Para viver um grande amor é preciso falar, conversar, bombardear com perguntas. Trocar experiências, discutir política, filmes, big brother, horóscopo. É preciso diálogo. Comunicação de mão dupla.Para viver um grande amor é preciso paciência e quanta paciência. Na tpm, nas crises pré entrevista de emprego, nos dias de choro, nos dias sem choro. É preciso entender. Entender que “ficar sozinho” é necessário, sair com os amigos mais ainda, beber além da conta faz parte e ter vícios pode ser até charmoso. É preciso saber perdoar. E realmente esquecer.

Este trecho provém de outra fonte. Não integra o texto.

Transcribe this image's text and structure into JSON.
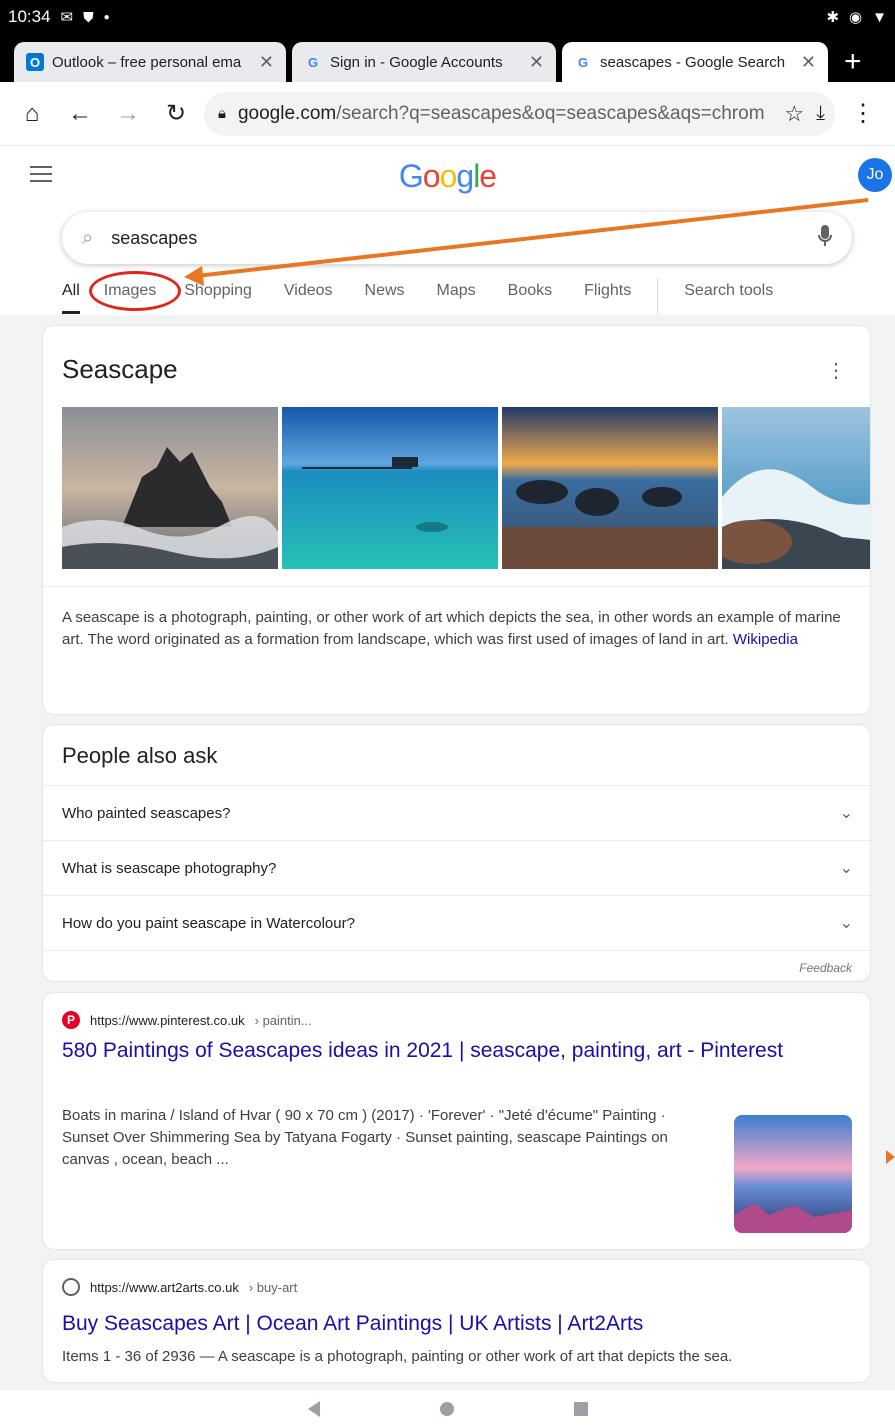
{
  "status_bar": {
    "time": "10:34"
  },
  "tabs": [
    {
      "label": "Outlook – free personal ema",
      "favicon": "O"
    },
    {
      "label": "Sign in - Google Accounts",
      "favicon": "G"
    },
    {
      "label": "seascapes - Google Search",
      "favicon": "G"
    }
  ],
  "address_bar": {
    "domain": "google.com",
    "path": "/search?q=seascapes&oq=seascapes&aqs=chrom"
  },
  "google": {
    "logo": "Google",
    "avatar": "Jo"
  },
  "search": {
    "query": "seascapes"
  },
  "nav_tabs": [
    "All",
    "Images",
    "Shopping",
    "Videos",
    "News",
    "Maps",
    "Books",
    "Flights"
  ],
  "search_tools": "Search tools",
  "knowledge_panel": {
    "title": "Seascape",
    "description": "A seascape is a photograph, painting, or other work of art which depicts the sea, in other words an example of marine art. The word originated as a formation from landscape, which was first used of images of land in art.",
    "source": "Wikipedia"
  },
  "people_also_ask": {
    "title": "People also ask",
    "questions": [
      "Who painted seascapes?",
      "What is seascape photography?",
      "How do you paint seascape in Watercolour?"
    ],
    "feedback": "Feedback"
  },
  "results": [
    {
      "url": "https://www.pinterest.co.uk",
      "crumb": "› paintin...",
      "title": "580 Paintings of Seascapes ideas in 2021 | seascape, painting, art - Pinterest",
      "snippet": "Boats in marina / Island of Hvar ( 90 x 70 cm ) (2017) · 'Forever' · \"Jeté d'écume\" Painting · Sunset Over Shimmering Sea by Tatyana Fogarty · Sunset painting, seascape Paintings on canvas , ocean, beach ..."
    },
    {
      "url": "https://www.art2arts.co.uk",
      "crumb": "› buy-art",
      "title": "Buy Seascapes Art | Ocean Art Paintings | UK Artists | Art2Arts",
      "snippet": "Items 1 - 36 of 2936 — A seascape is a photograph, painting or other work of art that depicts the sea."
    }
  ],
  "colors": {
    "link": "#1a0dab",
    "annotation_oval": "#e0261c",
    "annotation_arrow": "#e87722"
  }
}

Para viver um grande amor é preciso mais do que ser fiel, é preciso ser leal, é preciso ser verdadeiro, sincero, honesto. Para viver um grande amor, antes de tudo, é preciso querer viver um grande amor. Entregar-se, sem negação, viver com intensidades aqueles pequenos segundos de olhares, frases com entrelinhas interessantes, aquela angústia da incerteza. É preciso sentir, realmente, butterflies in your stomach e dor na mandíbula de tanto sorrir.
É preciso surpreender, pegar o carro as 4 da manhã pra dar um beijo de boa noite, sumir e voltar, mas sempre se fazer presente. Para viver um grande amor é preciso desencanar das gordurinhas e celulites e de ter um olho maior que o outro, é preciso começar vivendo um amor consigo mesmo.
Pra viver um grande amor, tem que gostar de samba,de rock, de sertanejo, de músicas românticas fundodepoço, tem que arriscar uns passinhos de dança, saber cantarolar uns versos e prestar atenção nas letras. É preciso aceitar amizades antigas, receber novas e, claro, gostar de crianças. É recomendável dar apelidinhos fofos, ridículos e manjados, mas que arranquem um sorriso no meio de uma briga ou demonstrem que está tudo bem depois dela.
É preciso telefonar e atender ao telefone, mas não sempre. Sem grudes, sem patrulhas. Para viver um grande amor é preciso entender de distâncias. Aquelas que chegam doer e aquela que é totalmente necessária nos dias de mau humor. Para viver um grande amor é preciso gostar de futebol, mas não necessariamente torcer pro mesmo time. é preciso sentir vontade de assistir clássicos juntos, tentar entender o que é impedimento e provocar quando o time do outro perde.
É extremamente necessário sentir ciúmes, não ciúme doentio, de fazer barraco e pagar de louca, mas ciuminho daquelas outras que mandam recados, daqueles outros que causam um perigo na “sua área”, é preciso fazer bico quando for dizer “eu só sinto ciúmes porque eu gosto de você.” É preciso brigar de vez em quando, discordar da cor do esmalte, do filme pra assistir, da posição política. Mas tudo isso pra depois fazer as pazes e perceber que nada é maior que...o amor.
Mas tudo isso não adianta NADA , se nesta selva oscura e desvairada não se souber achar a(o) bem-amada(o) — para viver um grande amor.